This is America
by digby
Chris Mooney has posted an interesting take on that “personality map” that everyone’s been talking about.
After administering a battery of personality tests to more than a million and a half Americans across the country, the study divides us up into three psychological regions: The “friendly and conventional” South and Great Plains; the “relaxed and creative” mountain states and West Coast; and the “temperamental and uninhibited” East Coast and New England states.
He puts the results into a political framework:
Granted, not every state with a “friendly and conventional” personality voted Republican in the last election, and there are some oddballs and outliers in other regions, too. But the overall trend is clear.
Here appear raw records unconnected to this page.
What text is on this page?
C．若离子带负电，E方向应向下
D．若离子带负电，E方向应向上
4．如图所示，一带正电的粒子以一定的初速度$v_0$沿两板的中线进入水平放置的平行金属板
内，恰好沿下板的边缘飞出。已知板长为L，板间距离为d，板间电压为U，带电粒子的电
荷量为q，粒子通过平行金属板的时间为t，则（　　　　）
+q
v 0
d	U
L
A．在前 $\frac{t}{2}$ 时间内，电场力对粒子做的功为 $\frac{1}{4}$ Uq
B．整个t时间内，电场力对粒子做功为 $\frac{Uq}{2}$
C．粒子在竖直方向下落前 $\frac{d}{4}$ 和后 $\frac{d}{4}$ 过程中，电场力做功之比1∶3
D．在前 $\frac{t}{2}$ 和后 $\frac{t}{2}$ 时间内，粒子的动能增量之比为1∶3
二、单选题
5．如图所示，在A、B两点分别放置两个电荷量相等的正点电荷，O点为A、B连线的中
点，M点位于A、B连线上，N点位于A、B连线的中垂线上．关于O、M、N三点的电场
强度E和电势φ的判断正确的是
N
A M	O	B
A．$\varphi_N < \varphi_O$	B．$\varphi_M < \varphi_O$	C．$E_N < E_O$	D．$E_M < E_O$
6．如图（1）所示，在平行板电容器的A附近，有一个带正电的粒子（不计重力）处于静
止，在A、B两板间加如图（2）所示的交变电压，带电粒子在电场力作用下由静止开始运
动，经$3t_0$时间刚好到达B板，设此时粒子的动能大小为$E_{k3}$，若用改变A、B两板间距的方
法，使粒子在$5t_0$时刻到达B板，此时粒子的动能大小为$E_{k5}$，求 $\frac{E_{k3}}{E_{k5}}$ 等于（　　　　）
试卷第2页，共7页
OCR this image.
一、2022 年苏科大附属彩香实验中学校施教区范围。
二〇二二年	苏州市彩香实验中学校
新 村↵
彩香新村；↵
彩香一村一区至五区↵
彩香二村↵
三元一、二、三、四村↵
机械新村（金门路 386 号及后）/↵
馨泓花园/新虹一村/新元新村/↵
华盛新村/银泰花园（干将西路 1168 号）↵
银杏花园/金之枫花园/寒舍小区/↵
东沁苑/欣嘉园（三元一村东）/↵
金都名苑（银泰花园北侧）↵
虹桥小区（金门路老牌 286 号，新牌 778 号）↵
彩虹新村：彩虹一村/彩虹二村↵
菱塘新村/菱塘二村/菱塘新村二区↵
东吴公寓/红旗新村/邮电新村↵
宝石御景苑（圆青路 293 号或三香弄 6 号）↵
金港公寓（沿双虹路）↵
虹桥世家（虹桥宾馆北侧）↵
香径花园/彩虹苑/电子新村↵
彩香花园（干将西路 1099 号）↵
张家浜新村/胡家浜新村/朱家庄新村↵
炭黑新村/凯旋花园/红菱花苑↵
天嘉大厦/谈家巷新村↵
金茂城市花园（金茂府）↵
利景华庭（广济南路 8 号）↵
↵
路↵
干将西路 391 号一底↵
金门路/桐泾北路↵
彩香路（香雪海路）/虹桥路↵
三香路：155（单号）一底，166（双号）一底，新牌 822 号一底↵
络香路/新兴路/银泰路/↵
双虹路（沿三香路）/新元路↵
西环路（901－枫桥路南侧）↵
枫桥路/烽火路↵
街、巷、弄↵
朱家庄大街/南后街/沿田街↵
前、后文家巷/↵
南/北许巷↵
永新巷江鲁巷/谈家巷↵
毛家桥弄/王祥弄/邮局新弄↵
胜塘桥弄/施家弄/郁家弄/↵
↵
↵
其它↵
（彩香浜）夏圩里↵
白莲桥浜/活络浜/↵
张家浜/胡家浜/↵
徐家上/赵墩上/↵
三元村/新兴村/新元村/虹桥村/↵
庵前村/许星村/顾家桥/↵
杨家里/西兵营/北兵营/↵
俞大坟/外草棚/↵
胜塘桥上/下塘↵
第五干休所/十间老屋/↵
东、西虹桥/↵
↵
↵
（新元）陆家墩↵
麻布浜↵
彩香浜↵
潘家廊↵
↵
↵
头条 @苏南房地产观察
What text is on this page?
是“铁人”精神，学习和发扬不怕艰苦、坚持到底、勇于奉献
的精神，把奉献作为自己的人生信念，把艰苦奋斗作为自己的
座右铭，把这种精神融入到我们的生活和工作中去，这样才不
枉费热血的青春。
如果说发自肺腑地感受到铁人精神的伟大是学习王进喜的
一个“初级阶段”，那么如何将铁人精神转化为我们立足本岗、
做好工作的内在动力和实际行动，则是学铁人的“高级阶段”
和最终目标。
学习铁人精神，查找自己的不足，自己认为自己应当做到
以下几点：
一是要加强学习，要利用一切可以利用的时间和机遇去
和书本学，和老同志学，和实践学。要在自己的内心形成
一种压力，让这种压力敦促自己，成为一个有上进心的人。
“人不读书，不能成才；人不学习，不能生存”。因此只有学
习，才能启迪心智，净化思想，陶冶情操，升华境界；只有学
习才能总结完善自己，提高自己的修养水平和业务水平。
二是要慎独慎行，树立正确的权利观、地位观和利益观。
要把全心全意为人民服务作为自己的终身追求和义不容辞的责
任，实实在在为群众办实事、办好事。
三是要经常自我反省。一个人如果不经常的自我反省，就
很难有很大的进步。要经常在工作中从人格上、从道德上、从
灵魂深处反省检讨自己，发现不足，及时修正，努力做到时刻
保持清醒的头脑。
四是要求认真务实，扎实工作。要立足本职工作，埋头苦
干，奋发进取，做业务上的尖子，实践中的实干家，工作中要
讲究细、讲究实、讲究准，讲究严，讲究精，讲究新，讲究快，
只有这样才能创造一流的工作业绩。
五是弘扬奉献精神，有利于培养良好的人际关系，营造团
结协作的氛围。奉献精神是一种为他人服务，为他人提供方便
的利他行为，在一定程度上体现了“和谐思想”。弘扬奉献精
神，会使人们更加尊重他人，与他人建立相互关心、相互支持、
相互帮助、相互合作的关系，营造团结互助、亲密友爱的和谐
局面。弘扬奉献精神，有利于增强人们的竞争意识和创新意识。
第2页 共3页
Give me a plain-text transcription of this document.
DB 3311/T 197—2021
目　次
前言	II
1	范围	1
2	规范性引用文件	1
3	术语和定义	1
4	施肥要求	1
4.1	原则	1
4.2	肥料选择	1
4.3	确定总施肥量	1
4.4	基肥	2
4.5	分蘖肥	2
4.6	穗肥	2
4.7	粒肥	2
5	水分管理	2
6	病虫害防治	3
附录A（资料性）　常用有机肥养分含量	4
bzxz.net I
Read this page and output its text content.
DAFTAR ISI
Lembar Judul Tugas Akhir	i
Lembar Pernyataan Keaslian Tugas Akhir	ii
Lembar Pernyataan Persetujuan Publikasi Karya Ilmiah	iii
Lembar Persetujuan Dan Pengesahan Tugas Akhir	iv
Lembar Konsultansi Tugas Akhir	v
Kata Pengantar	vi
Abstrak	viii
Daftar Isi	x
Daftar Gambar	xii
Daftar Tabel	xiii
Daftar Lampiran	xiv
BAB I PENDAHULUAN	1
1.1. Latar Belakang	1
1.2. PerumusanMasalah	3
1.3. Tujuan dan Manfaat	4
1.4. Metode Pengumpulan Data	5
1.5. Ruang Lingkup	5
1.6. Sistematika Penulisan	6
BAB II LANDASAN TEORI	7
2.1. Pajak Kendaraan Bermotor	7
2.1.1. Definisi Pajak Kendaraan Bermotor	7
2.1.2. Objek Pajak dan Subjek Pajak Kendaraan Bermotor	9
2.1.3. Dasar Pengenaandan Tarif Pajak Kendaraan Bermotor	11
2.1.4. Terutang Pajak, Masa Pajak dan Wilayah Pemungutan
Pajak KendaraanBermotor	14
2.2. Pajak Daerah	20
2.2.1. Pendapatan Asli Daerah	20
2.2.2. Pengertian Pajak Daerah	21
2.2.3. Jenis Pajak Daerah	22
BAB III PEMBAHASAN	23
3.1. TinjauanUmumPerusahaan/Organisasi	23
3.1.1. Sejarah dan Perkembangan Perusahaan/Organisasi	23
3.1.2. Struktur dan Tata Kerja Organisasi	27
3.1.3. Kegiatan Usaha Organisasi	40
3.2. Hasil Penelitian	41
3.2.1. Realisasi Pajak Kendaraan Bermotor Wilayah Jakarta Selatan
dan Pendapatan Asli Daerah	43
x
The residents of more liberal and more conservative states differ in personality: In how open their residents are to new experiences, and in how much they prize order and stability in their lives.[…]
In other words, there’s a huge ideological sort going on, probably much of it driven by Open people leaving to be closer to other Open people—so they can all hang out at coffeehouses and complain about the Tea Party—and more traditional people staying behind where they prize family and community. And this, in turn, likely explains a substantial part of the US’s growing political polarization. Or as the social psychologist Jonathan Haidt just put it on our newly launched Inquiring Minds podcast, “For the first time in our history, the parties are not agglomerations of financial or material interest groups, they’re agglomerations of personality styles and lifestyles. And this is really dangerous….If it’s now that ‘You people on the other side, you’re really different from me, you live in a different way, you pray in a different way, you eat different foods than I do,’ it’s much easier to hate those people. And that’s where we are.”
I’ll buy that except for Jonathan Haidt’s incorrect analysis there at the end. This is anything but new.
Here’s the map with the different personality types:
Here are some other maps:
Slave states – Free states |
Union vs Confederacy |
2008 electoral map |
2008 electoral map by population |
The country has been divided roughly along these lines for a very long time and when you compare that map of the civil war era with the new “personality” map I think you can safely conclude that this is not the first time those divisions have been pretty personal and pretty nasty. The idea that we’ve just now become polarized along lines that are “not agglomerations of financial or material interest groups” but are now about “agglomerations of personality styles and lifestyles” is nuts. It’s always been about culture. This is America.